Budget @HOME. Data Preparation
23 Nov 2020 | | or@home or optimization operations research budget optimization bank data preparationNot only Machine Learning, but also Operations Research projects quite often start with the data preparation step. In this part, we explore our bank account data, prepare it and deal with the transaction classification.
This sunburst chart from plotly library is a sneak preview from the visualization part of this post series. Our task, for now, is to prepare data, in order to allow such type of visualizations and data explorations through plotting libraries.
Transactions Data Preparation
As was mentioned before, I will use randomly generated data. There is already a prepared data generator, drawing transactions from the simple distribution:
transactions = generate_transaction_data()
Note: when I do it for myself, I use of course my real bank account data. Nothing can stop you from doing the same, but the data preparation step can vary then significantly.
We can start with just getting a rough idea of what we are dealing with:
transactions.head(5)
| Beneficiary / Originator | Payment Details | Debit | Credit | Booking date | Currency |
|---|---|---|---|---|---|
| Edeka .. | Edeka | -55.46 | nan | 09/12/2019 | EUR |
| Rewe .. | Rewe | -0.14 | nan | 09/28/2019 | EUR |
| Edeka .. | Edeka | -0.43 | nan | 12/09/2019 | EUR |
| Lidl .. | Lidl | -5.3 | nan | 12/22/2019 | EUR |
| Edeka .. | Edeka | -16.38 | nan | 05/16/2019 | EUR |
Let’s now check the types.
transactions.dtypes
We see that “Booking date” is an object, not a date. We will need to change this.
Beneficiary / Originator object
Payment Details object
Debit float64
Credit float64
Booking date object
Currency object
dtype: object
Does Debit meet Credit?
transactions[['Debit','Credit']].sum()
Seems to be ok
Debit 33908.58
Credit 39000.00
dtype: float64
So, the very first step is to correctly treat date column.

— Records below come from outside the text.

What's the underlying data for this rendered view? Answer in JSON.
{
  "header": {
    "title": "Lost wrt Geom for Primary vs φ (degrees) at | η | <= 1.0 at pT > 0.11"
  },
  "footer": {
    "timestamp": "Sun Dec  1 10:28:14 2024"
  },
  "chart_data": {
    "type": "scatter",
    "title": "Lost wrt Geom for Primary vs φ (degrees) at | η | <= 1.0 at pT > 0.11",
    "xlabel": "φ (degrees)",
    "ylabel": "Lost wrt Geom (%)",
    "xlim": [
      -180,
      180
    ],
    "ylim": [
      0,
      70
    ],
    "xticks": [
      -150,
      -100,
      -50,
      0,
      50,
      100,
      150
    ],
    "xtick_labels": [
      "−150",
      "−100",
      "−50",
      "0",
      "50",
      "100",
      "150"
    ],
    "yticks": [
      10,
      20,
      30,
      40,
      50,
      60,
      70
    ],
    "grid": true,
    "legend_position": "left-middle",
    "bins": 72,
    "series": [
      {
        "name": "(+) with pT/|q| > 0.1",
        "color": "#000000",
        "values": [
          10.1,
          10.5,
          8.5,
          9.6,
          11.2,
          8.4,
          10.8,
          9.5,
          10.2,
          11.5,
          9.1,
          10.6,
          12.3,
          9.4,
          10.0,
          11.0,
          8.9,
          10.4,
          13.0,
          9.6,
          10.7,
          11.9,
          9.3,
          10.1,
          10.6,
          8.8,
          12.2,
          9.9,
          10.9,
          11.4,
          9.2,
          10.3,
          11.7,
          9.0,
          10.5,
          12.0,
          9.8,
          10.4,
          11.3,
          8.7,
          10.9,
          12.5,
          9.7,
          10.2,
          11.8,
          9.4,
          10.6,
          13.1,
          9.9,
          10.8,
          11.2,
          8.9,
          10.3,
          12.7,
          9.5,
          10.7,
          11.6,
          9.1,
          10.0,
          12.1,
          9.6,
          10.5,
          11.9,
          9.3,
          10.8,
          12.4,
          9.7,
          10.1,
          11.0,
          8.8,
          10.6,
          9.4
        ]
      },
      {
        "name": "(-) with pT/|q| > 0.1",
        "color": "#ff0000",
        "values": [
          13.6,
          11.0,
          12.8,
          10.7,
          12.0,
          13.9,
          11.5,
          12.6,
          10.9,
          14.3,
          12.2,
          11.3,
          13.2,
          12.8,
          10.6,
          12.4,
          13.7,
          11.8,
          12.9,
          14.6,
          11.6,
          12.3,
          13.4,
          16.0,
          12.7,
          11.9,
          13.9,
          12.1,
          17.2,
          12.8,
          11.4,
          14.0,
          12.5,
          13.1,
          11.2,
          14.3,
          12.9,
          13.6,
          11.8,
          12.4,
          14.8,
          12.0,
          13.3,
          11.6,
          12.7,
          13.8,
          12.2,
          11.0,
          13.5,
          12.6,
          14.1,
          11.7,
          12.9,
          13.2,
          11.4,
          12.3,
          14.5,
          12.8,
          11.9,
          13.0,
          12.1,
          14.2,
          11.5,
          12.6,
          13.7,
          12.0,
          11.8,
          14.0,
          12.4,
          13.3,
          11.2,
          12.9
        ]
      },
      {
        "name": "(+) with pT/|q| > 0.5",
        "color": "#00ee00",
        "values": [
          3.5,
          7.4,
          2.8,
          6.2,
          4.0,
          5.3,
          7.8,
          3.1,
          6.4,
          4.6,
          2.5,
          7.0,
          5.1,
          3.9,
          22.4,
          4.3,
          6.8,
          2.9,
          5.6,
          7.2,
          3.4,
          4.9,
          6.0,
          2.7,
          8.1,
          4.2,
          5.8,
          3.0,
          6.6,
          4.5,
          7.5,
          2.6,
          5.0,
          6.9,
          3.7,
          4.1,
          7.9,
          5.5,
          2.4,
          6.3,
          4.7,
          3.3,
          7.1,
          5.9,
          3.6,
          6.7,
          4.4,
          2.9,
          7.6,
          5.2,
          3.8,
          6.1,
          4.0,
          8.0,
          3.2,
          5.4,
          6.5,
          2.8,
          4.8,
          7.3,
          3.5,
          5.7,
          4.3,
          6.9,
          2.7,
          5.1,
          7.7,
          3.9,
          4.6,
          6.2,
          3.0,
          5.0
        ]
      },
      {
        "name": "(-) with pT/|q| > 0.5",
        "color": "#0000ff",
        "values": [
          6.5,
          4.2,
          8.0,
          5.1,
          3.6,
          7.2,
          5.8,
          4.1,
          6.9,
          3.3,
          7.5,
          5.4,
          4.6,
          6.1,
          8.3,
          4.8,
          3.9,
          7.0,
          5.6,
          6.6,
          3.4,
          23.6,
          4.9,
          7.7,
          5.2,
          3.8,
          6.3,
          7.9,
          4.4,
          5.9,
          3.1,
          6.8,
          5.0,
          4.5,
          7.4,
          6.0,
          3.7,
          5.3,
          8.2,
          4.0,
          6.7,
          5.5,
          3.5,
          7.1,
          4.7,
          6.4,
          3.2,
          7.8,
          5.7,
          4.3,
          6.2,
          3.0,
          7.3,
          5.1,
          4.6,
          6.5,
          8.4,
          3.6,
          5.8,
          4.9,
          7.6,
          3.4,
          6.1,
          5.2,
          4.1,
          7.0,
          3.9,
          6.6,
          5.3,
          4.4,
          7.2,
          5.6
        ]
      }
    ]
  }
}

In addition we may want extract day, month, year and weekday from it in order to conveniently aggregated data later:
transactions['Booking date'] = pd.to_datetime(transactions['Booking date'])
transactions['day'] = transactions['Booking date'].dt.day
transactions['month'] = transactions['Booking date'].dt.month
transactions['year'] = transactions['Booking date'].dt.year
transactions['weekday'] = transactions['Booking date'].dt.weekday
Now we can conveniently check expenses by month:
transactions.groupby(['year','month'])[['Debit','Credit']].sum()
| year | month | Debit | Credit |
|---|---|---|---|
| 2019 | 1 | -2494.86 | 3000 |
| 2019 | 2 | -2375.05 | 3000 |
| 2019 | 3 | -2882.58 | 3000 |
| 2019 | 4 | -2641.56 | 3000 |
| 2019 | 5 | -3202.15 | 3000 |
| 2019 | 6 | -2260.02 | 3000 |
| 2019 | 7 | -2481.98 | 3000 |
| 2019 | 8 | -2561.8 | 3000 |
| 2019 | 9 | -2578.52 | 3000 |
| 2019 | 10 | -3339.24 | 3000 |
| 2019 | 11 | -2520.05 | 3000 |
| 2019 | 12 | -3270.77 | 3000 |
| 2020 | 1 | -1300 | 3000 |
Inferring transaction type
For further analysis, we need to differentiate transaction types, i.e. which expense is related to grocery shopping, which is leisure, and so on. In principle, one can train a classifier to solve this problem, but in such a case, we will need labeled data. The easiest way forward is a rule-based approach for classification. E.g. we know that if Payment Details contain names such “Lidl”, “Edeka” or “Rewe” (typical supermarkets in Germany), this is most likely grocery shopping. If you can find “Booking.com” or “Lufthansa” - this is something to do with traveling. You can always adapt this rule-based approach to your specific data.
To keep it simple, let’s focus on just 6 transaction types:
types= ['grocery', 'fashion', 'shopping', 'travel', 'rent', "unknown"]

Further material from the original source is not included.